Functional classification/gene network analyses

Set of genes with concordant DNA methylation and expression patterns were analyzed for gene Ontology (GO) enrichments using the DAVID (version 6.7) tool to cluster differentially-regulated genes by their common functionality. Enriched ontologies were identified and statistically clustered by comparison of their constituent genes. Clustering enrichment thresholds required DAVIDEASE scores such that the modified Fischer Exact p-value was less than 0.0552. Pathway analysis was carried out with MetaCore software (GeneGo Inc, Michigan, USA) with a FDR adjustment to adjust the p-value. Based on the GO enrichment scores and pathway analysis, 25 genes were filtered for further network analysis using natural language processing-based (NLP) network discovery algorithms in GeneSpring GX software (version 13.0) as described in GeneSpring GX 10 manual53. The software overlaid the list of significantly altered 25 genes onto a global molecular network developed from information contained in the knowledge base to derive networks in which the focus genes are projected as nodes and interacting partners are clustered around these nodes based on their reported connectivity.

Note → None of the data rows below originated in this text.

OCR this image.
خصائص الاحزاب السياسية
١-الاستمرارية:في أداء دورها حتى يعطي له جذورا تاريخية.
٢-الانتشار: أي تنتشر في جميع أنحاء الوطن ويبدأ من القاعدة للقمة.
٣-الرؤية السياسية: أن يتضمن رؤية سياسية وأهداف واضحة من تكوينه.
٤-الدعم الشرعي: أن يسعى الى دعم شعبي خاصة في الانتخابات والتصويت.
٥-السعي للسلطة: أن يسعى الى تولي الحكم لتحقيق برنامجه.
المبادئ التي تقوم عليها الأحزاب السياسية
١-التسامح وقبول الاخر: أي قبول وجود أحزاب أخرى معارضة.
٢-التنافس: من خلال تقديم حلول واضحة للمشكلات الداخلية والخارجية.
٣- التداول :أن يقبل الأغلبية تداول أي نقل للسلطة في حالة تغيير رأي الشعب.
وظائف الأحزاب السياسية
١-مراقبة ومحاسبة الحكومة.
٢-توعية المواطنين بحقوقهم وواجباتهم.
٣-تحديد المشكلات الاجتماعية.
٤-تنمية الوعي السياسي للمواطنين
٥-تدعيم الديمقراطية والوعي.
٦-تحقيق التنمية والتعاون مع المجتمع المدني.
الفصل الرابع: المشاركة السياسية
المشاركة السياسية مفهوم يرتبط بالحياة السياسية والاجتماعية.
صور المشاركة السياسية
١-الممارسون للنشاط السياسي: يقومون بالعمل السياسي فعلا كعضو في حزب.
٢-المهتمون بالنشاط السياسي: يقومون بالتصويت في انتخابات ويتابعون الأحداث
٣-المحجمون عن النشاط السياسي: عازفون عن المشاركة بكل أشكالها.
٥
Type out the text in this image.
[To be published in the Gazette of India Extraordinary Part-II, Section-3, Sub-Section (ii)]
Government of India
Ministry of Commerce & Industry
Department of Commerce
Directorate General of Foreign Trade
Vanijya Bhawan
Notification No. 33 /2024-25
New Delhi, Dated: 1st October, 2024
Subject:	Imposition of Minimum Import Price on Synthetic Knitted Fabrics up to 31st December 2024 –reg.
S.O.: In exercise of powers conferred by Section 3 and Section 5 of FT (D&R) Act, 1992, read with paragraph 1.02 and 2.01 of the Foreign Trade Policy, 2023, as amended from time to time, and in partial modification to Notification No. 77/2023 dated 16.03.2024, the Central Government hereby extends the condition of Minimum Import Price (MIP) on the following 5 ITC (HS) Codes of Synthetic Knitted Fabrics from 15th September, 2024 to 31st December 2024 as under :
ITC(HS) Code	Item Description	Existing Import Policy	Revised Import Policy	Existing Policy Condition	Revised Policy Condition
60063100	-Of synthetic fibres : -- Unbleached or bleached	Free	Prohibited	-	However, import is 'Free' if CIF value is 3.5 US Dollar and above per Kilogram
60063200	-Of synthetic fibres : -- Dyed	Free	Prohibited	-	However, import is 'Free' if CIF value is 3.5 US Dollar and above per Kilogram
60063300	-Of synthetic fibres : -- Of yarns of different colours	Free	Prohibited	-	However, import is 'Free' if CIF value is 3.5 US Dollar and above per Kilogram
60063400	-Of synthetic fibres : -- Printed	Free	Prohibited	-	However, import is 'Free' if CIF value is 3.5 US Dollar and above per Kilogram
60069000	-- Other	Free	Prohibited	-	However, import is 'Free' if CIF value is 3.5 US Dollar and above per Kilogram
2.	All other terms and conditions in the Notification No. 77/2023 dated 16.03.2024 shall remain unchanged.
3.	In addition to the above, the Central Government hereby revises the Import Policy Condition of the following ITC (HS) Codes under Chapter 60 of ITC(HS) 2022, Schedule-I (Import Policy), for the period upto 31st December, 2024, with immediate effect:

DNMT1 and DNMT3a expression and validation of DNA methylation and RNAseq data

Quantitative real-time PCR (qPCR) was performed to evaluate the expression of DNMT1 and DNMT3α and validate the expression of differentially methylated and differentially expressed genes using specific primers for selected genes on 10 FCD patients and 10 control samples. Specific primers for selected genes (Supplementary Table S4) were designed using NCBI Primer-BLAST (version 0.4.0). For MeDIP validation, previously published primers for GAPDH unmethylated and H19 imprinted were used as negative and positive controls54. All samples were amplified in triplicates. Purified RNA (as described above) was reverse-transcribed using High Capacity cDNA Reverse Transcription kit (Invitrogen, CA, USA) following the manufacturer’s protocol. For validation of DNA methylation analysis, DNA was extracted and MeDIP was carried out as described above. Both input and MeDIP-DNA were used as templates in the qPCR reactions. A negative control of MeDIP-DNA using normal mouse IgG (Santa Cruz Biotechnology, #SC-2025) was also included. In order to normalize qPCR reactions for gene expression analysis, HPRT (hypoxanthine phosphoribosyl-transferase) was included as reference gene55. Real-time PCR amplifications were performed in CFX96 real-time systems (Bio-Rad, CA, USA) with the following cycling parameters: an initial hot start of 95 °C for 3 min followed by 40 cycles of 95 °C for 5 s and 60 °C for 30 s. The 2−ΔΔCq method was used to quantify the relative normalized expression of studied genes based on the average Ct values across samples56. Test of significance was performed using Student’s t-test (two-tailed, unpaired) and p-values < 0.05 were considered significant.

Ethical Statement

We confirm that we have read the Journal’s position on issues involved in ethical publication and affirm that this report is consistent with those guidelines. This study was reviewed and approved by Institutional Ethics Committee (IEC), All India Institute of Medical Sciences (AIIMS), New Delhi, India, and Institutional Human Ethics (IHE), National Brain Research Centre, Manesar, India, before the study began. Based on the concordant observations, decision for surgical resection was taken after explaining the available options and obtaining the informed written consent from the patient or their legal guardians.